According to a nationally representative survey, dementia rates are decreasing. And although experts in the field remain cautiously optimistic, dementia remains a very real and challenging issue that millions of people and their families deal with on a daily basis. Currently, four million to five million Americans currently have dementia.
Dementia, which is different than Alzheimer’s but often used interchangeably, is caused by damage to the brain which can create problems with your memory and how well you are able to continue to think and execute plans. Alzheimer’s Disease a form of Dementia. Although Dementia gets worse over time, it varies person to person. Some people decompensate quickly while others can stay the same way for years. Chances of getting dementia rise as we age, but this doesn’t mean that every person will get it.
Some people simply have memory loss but not dementia.This is referred to as mild cognitive impairment – the middle between normal aging and dementia. There is an increased risk associated with dementia but not always.
Some of the main contributors to Dementia include: (and ones that cannot be treated from WebMD)
- Alzheimer’s Disease –
- Strokes and head injuries often referred to as Vascular Dementia
- Parkinsons Disease, Dementia with Lewy Bodies, and frontotemporal dementia
Other Factors to consider:
- Depression.
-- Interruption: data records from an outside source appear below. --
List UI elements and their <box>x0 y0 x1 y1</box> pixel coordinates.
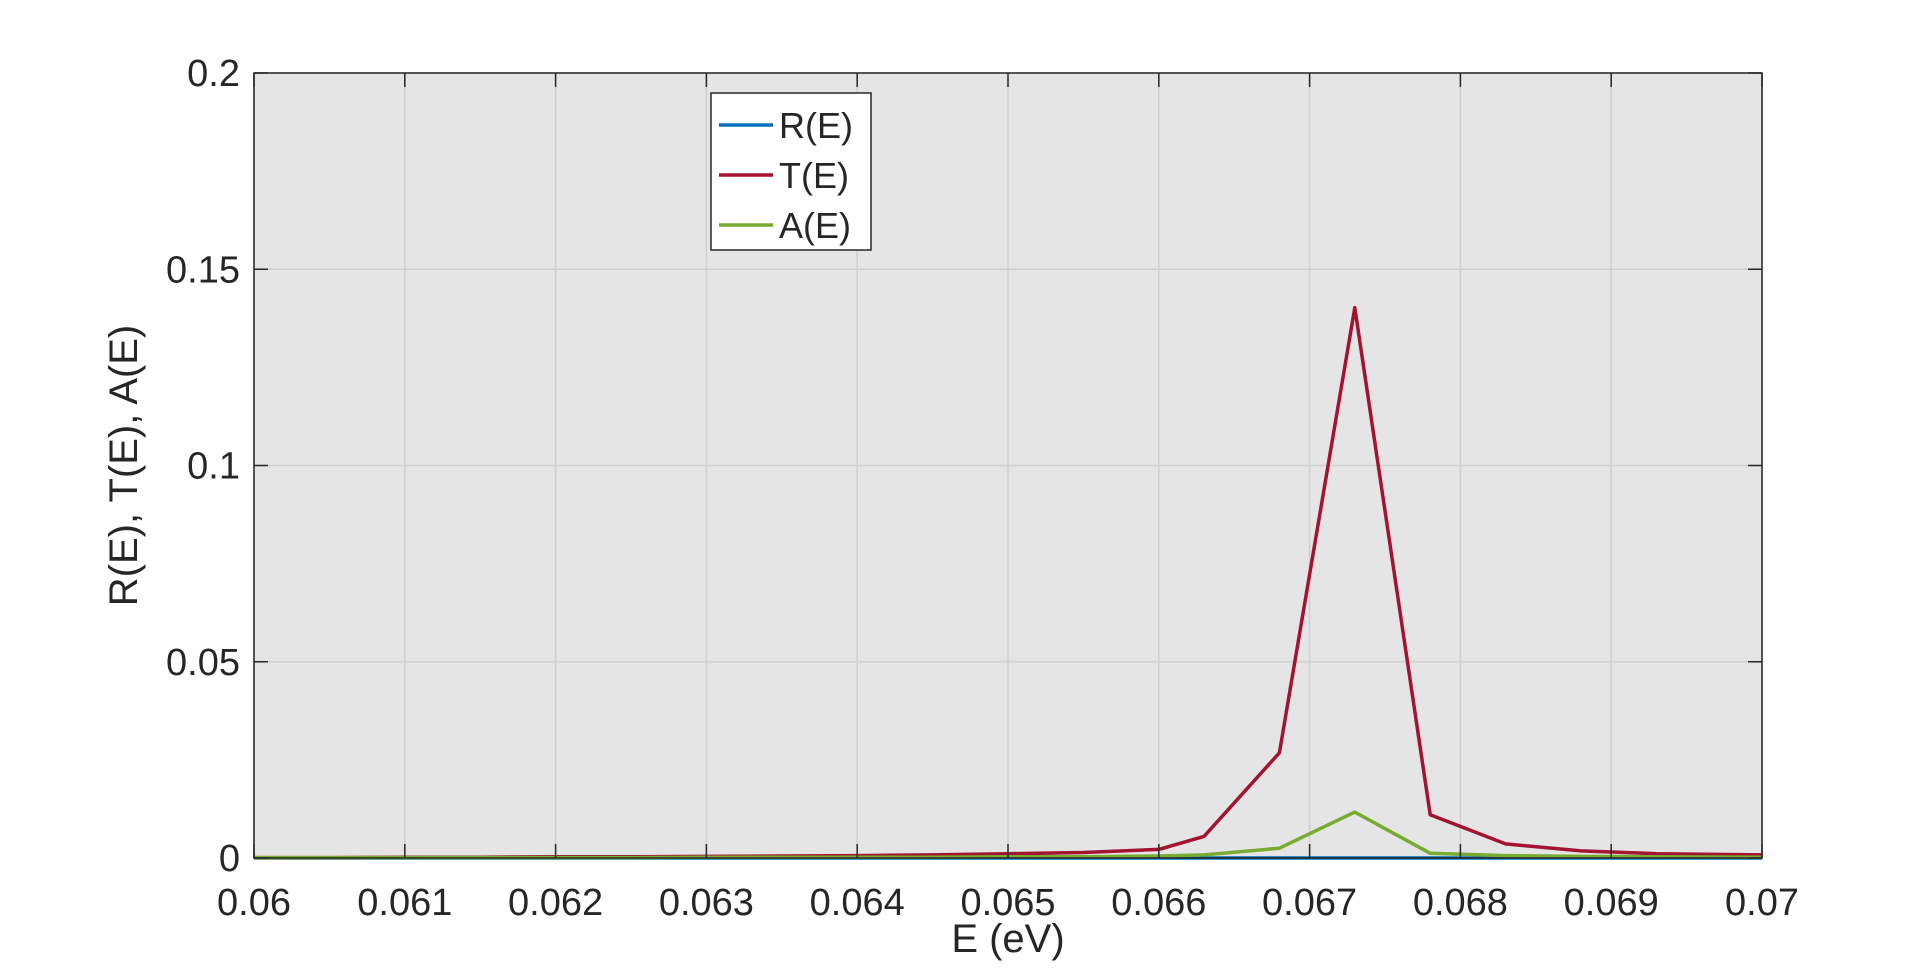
x-tick-label: 0.066 <box>1111 882 1206 924</box>
x-tick-label: 0.07 <box>1725 882 1799 924</box>
x-tick-label: 0.062 <box>508 882 603 924</box>
legend-label: R(E) <box>779 105 853 146</box>
x-tick-label: 0.065 <box>960 882 1055 924</box>
y-tick-label: 0.15 <box>166 249 240 291</box>
axis-ticks <box>253 72 1763 859</box>
x-tick-label: 0.069 <box>1564 882 1659 924</box>
y-tick-label: 0.1 <box>187 446 240 488</box>
y-axis-tick-labels: 0 0.05 0.1 0.15 0.2 <box>166 53 240 880</box>
y-tick-label: 0.2 <box>187 53 240 95</box>
x-tick-label: 0.064 <box>810 882 905 924</box>
x-tick-label: 0.063 <box>659 882 754 924</box>
y-axis-label: R(E), T(E), A(E) <box>102 325 146 606</box>
legend-label: T(E) <box>779 155 849 196</box>
y-tick-label: 0 <box>219 838 240 880</box>
y-tick-label: 0.05 <box>166 642 240 684</box>
x-tick-label: 0.06 <box>217 882 291 924</box>
x-tick-label: 0.061 <box>357 882 452 924</box>
x-tick-label: 0.068 <box>1413 882 1508 924</box>
x-axis-tick-labels: 0.06 0.061 0.062 0.063 0.064 0.065 0.066 0.067 0… <box>217 882 1799 924</box>
x-tick-label: 0.067 <box>1262 882 1357 924</box>
legend: R(E) T(E) A(E) <box>710 92 872 251</box>
legend-label: A(E) <box>779 205 851 246</box>
x-axis-label: E (eV) <box>951 917 1064 961</box>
Dementia symptoms can mimic depression – meaning people who are depressed can often have memory problems.
- Underactive thyroid gland, deficiency of Vitamin B12 or fluid buildup in the brain, can often be treated and decrease the dementia.
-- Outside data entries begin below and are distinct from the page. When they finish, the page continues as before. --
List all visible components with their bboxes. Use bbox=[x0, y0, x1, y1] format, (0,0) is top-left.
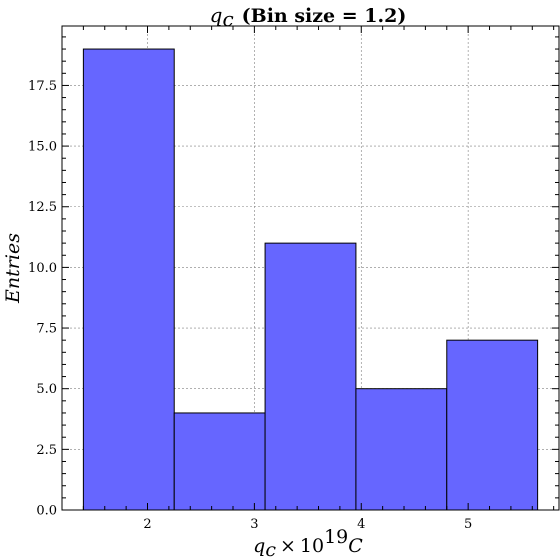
x-tick-label: 4 bbox=[357, 517, 365, 532]
y-tick-label: 2.5 bbox=[36, 443, 57, 458]
histogram-bar bbox=[264, 242, 357, 511]
histogram-bar bbox=[446, 339, 539, 511]
xlabel-exponent: 19 bbox=[324, 526, 348, 548]
y-tick-label: 10.0 bbox=[28, 261, 57, 276]
histogram-bar bbox=[355, 388, 448, 511]
chart-title: qc (Bin size = 1.2) bbox=[210, 3, 407, 31]
y-tick-label: 7.5 bbox=[36, 322, 57, 337]
xlabel-math-sub: c bbox=[265, 539, 276, 559]
xlabel-unit: C bbox=[348, 535, 363, 557]
y-tick-label: 15.0 bbox=[28, 140, 57, 155]
y-tick-label: 5.0 bbox=[36, 382, 57, 397]
title-math-sub: c bbox=[222, 7, 233, 31]
histogram-bar bbox=[82, 48, 175, 511]
bars bbox=[82, 48, 539, 511]
y-axis-label: Entries bbox=[2, 233, 24, 304]
y-tick-label: 12.5 bbox=[28, 200, 57, 215]
xlabel-times: × bbox=[280, 535, 296, 557]
plot-frame bbox=[61, 25, 560, 511]
title-math: q bbox=[210, 3, 223, 27]
x-tick-label: 3 bbox=[250, 517, 258, 532]
y-tick-label: 17.5 bbox=[28, 79, 57, 94]
xlabel-base: 10 bbox=[300, 535, 324, 557]
title-text: (Bin size = 1.2) bbox=[242, 5, 407, 27]
histogram-bar bbox=[173, 412, 266, 511]
x-axis-label: qc × 1019C bbox=[253, 526, 363, 559]
xlabel-math: q bbox=[253, 535, 265, 557]
y-tick-label: 0.0 bbox=[36, 504, 57, 519]
x-tick-label: 5 bbox=[464, 517, 472, 532]
axis-ticks bbox=[61, 26, 559, 511]
x-tick-label: 2 bbox=[143, 517, 151, 532]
- Multiple medications. The elderly are often taking several medications and the combination of these medications can cause symptoms that look like dementia. Don’t assume its dementia. Talk to the doctor about all the medications that you or a loved one is taking. This includes all medicines and all over the counter ones like herbs and vitamins. The synergistic combination of these can have a ‘dementia like’ effect on the brain.
Symptoms to look out for:
- Memory loss
- Trouble using or understanding words
- Getting lost in familiar places
- Doing routine things like planning, making lists and going shopping
With progression, a person may begin to act differently by striking out at others, becoming scared, clingy or childlike or forego personal hygiene – like brushing their teeth or bathing. They cannot take care of themselves. They may not know who they are or recognize their loved ones.
How is it Diagnosed?
A physician conducts a physical exam. Part of the exam includes a history of past and present illnesses, which is corroborated with family members. They will also test your memory and other mental skills by asking some simple questions like: the day and year, who the president is, repeat a series of words (usually 3) or draw a clock face. They would also look at medical tests that would help substantiate a cause of dementia that could be treated. For example, checking your thyroid, possibility of an infection, an MRI or CT scan, which could help your doctor locate a brain tumor.
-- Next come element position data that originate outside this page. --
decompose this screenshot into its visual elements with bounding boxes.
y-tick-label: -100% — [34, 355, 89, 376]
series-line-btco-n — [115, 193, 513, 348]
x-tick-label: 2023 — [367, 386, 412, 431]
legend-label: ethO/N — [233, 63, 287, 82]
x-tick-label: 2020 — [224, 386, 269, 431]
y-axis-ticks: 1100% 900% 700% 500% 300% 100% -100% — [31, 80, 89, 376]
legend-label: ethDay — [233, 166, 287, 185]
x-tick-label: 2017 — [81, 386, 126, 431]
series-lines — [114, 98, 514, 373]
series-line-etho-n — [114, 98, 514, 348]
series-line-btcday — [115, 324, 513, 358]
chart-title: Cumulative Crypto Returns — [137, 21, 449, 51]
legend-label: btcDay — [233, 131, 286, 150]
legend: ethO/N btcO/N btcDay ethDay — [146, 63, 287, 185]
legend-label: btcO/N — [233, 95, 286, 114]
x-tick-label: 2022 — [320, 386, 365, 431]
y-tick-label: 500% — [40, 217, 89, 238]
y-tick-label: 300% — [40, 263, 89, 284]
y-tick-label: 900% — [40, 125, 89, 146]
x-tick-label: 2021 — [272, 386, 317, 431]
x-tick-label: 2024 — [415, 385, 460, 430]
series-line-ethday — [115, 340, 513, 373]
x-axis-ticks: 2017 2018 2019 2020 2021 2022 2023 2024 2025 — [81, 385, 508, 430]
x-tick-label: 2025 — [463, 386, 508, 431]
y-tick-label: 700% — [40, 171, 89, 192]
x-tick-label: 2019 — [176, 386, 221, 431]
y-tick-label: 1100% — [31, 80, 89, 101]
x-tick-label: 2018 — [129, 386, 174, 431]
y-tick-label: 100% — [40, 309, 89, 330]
Although there is no cure for dementia, some medications can slow the progression. Medication might also help with changes in emotions people with dementia often experience. Increasing socialization and counseling both for the individual and family, can also be of benefit. If a person had a stroke, recommendations for lifestyle changes are necessary. Making these changes can help prevent the onset of another stroke. Changes such as: healthy food choices, staying active (daily walks are great!), maintaining a healthy weight or losing weight, and not smoking. Often as we age, there is a greater likelihood of co-morbid (more than one) medical issues. People often have high blood pressure, diabetes, high cholesterol – to name but a few. Maintaining an overall healthy lifestyle is key!
How to Help
Helping a loved one experiencing dementia can be challenging and over time can cause caregiver stress. However, there are things you can do to keep your loved one safe at home and interact with them on a positive and often times fun way. Keeping them safe at home means putting handrails in bathrooms, hallways, and stairs to prevent falls. Handy gadgets for the elderly such as pill boxes, reminders, larger visual items also help. Playing board games and quizzes also helps engage them and creates a positive relationship.
This is also a time – before they get worse – to ensure they have a living will (this states the type of medical care he/she wants) and a durable power of attorney (let’s the person choose someone to be the health care agent who will make decisions after he/she no longer can.
There is no perfect answer or perfect solution helping someone who is experiencing dementia. However, love, support, and listening help. Taking a family and ‘we are in this together’ approach helps everyone in this type of situation.